Such photography!!!! I loved it! I think your domehome is lovely and quite Zen. Did you take all those photographs, Amena? By the way your post on our most recent outbursts was wonderful. I think we might be like kids with a new toy we don't quite know how to play with yet...bless our hearts, each and every one.
I think we owe a lot to the Chinese and the Japanese. Those cultures, in their traditional forms, are really out there. For whatever reason, I never connected so well with India's spirituality, although she was the mother of the expressions of the Chinese and Japanese.
Dougy, I studied Oriental medicine...which is a truly amazing thing in both philosophy and action. It's interesting that (acupuncture) points that are used to kill in some forms of martial arts are the same points that are used to heal in the medicine. When you are taught to use Oriental medicine, you have to do Qi Gong, Tai Chi or some related form to learn meditatively to focus and direct your own chi, because that's what you use, whether you use needles or bodywork or visualization... just as you do in the martial arts. I have seen some truly amazing things done with each of these. Of course, all this is different from Healing, in the far more basic and profound way the Course uses the term. It's a physical form of medicine, although it works with energies western medicine doesn't even recognize. The martial arts are equally interesting, coming from the same system... and, it is my impression, never go beyond what Raj calls the choice for the most love, and never sit on the fence. Great stuff!!

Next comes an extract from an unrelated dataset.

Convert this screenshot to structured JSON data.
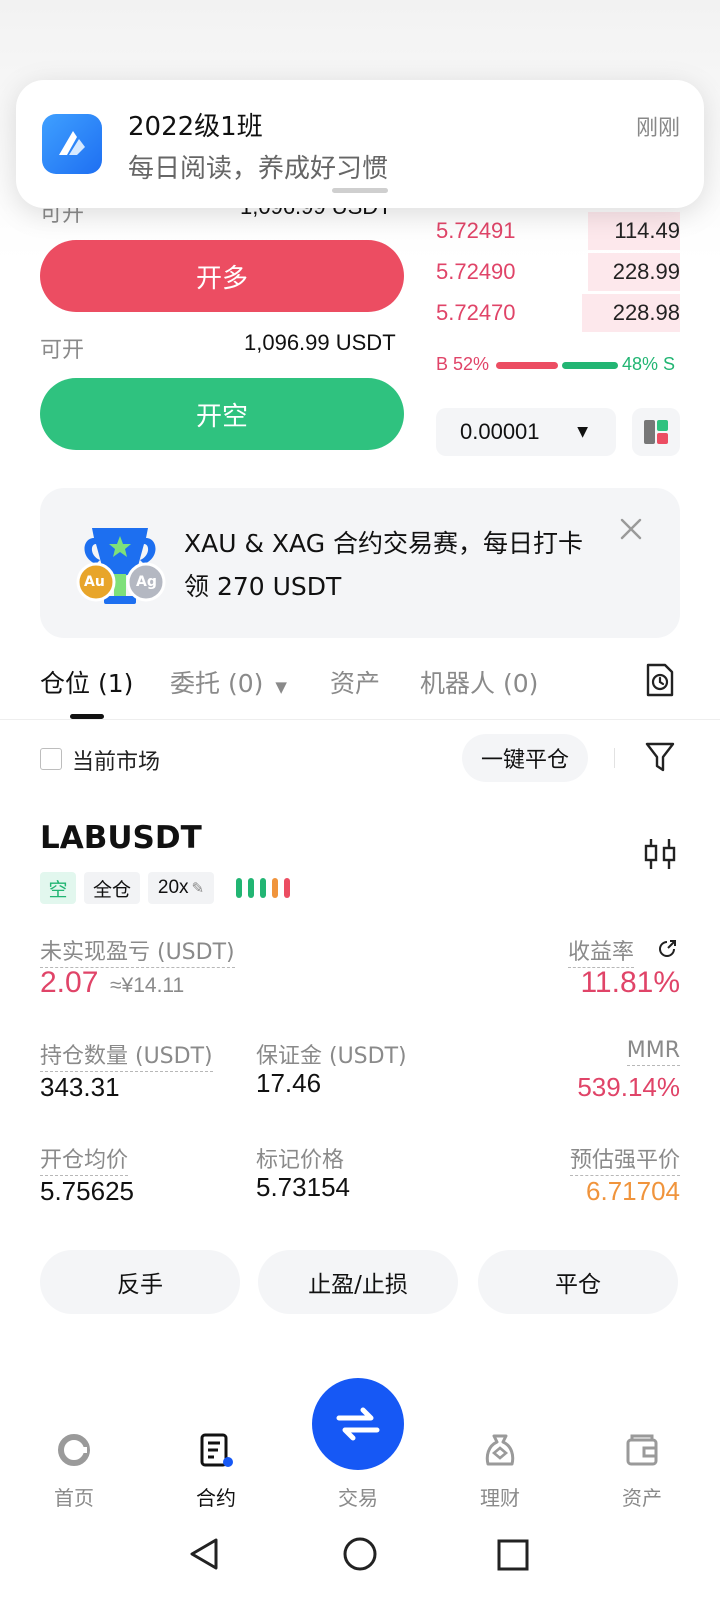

Although I found Zen a wonderful thing, like all Buddhism, it is without the concept of the Father. Although I think the masters might not have called it the Father, it's pretty clear they connected with something there that was acknowledged in the most powerful, awakening terms. I guess I combine both in what I love to experience, and I absolutely think they are most compatible.
Shifting a little bit, before I was a Zen student, I was what might be called a Biblical scholars lurker. I read all kinds of books they wrote, some for the general public, and some that were so scholarly I didn't know what they were talking about half the time. But there was an interesting way they had of trying to determine what what was original to what Jesus said. First, they stripped out everything that had been said before, all the teachings of Judaism that predated Jesus. Then they stripped out all the references that included mention of the church, reasoning that the church post-dated Jesus. They took out all prophecy. It was not that Jesus might not have said, taught or prophesied these things, and they didn't discount them, they just wanted to isolate what was totally original to him. They looked at the linguistic aspect of the ancient texts, excluding anachronistic usages, stuff out of time, although most of that was beyond me, since I am not an ancient language scholar by any means. But this aspect included looking at stuff like the parable, a Jewish form that was never given metaphorical meanings like those that turn up in the gospels...i.e., the seeds that fell on barren ground=something else. Apparently, metaphorical meanings were a Greek thing. It went on and on, and was a study that started in the 1800's and continued way into the 20th century. In the end there were very interesting results. When everything was stripped out, what was left that the scholars felt was original to Jesus, started to sound a lot like ACIM. There was the concept of an immediacy, a call to transform, and the idea that it was the Father's will that would drive and inform this. It starts to sound like something Lao T'su would not be unfamiliar with. He would never talk about a Father, but his going-with-the-flow-of-the-Tao wasn't off the beam. Wonderful stuff.
Don't worry about your corner ensemble, Dougoz. Work it in! You know, I'm not a futon sort of girl. Too hard and uncomfortable. I have a very comfortable bed. Not soft, but comfortable. Just this weekend, I bought some wonderful sheets, Egyptian cotton and some great new pillows. (Always buy white sheets, by the way. No matter if the sheets are a solid color or patterned, colored sheets will always be scratchy.)Might seem over-luxuriating, but you know those cotton fibers grew in God's Kingdom and in fact are God, and I have no problem being held by them when I sleep.
Some time ago, I bought a set of Zen Tarot cards. There's a card in there that refers to "Zorba the Buddha." This character is about joy combined with discipline, not asceticism. The Buddha's middle way. The Buddhists say that discipline is about increasing one's joy, not diminishing it. Raj has said it's time to sober up, but I don't think he means not to take joy in simple pleasures at all. Enjoy your corner refuge!
I tell you what, if I ever get down to one bowl, that bowl will be a ravishingly beautiful thing. It might be the simplest wood, but I promise you it will have the mark of God on it.
The Navajos have a wonderful way of describing it..."Walk in Beauty."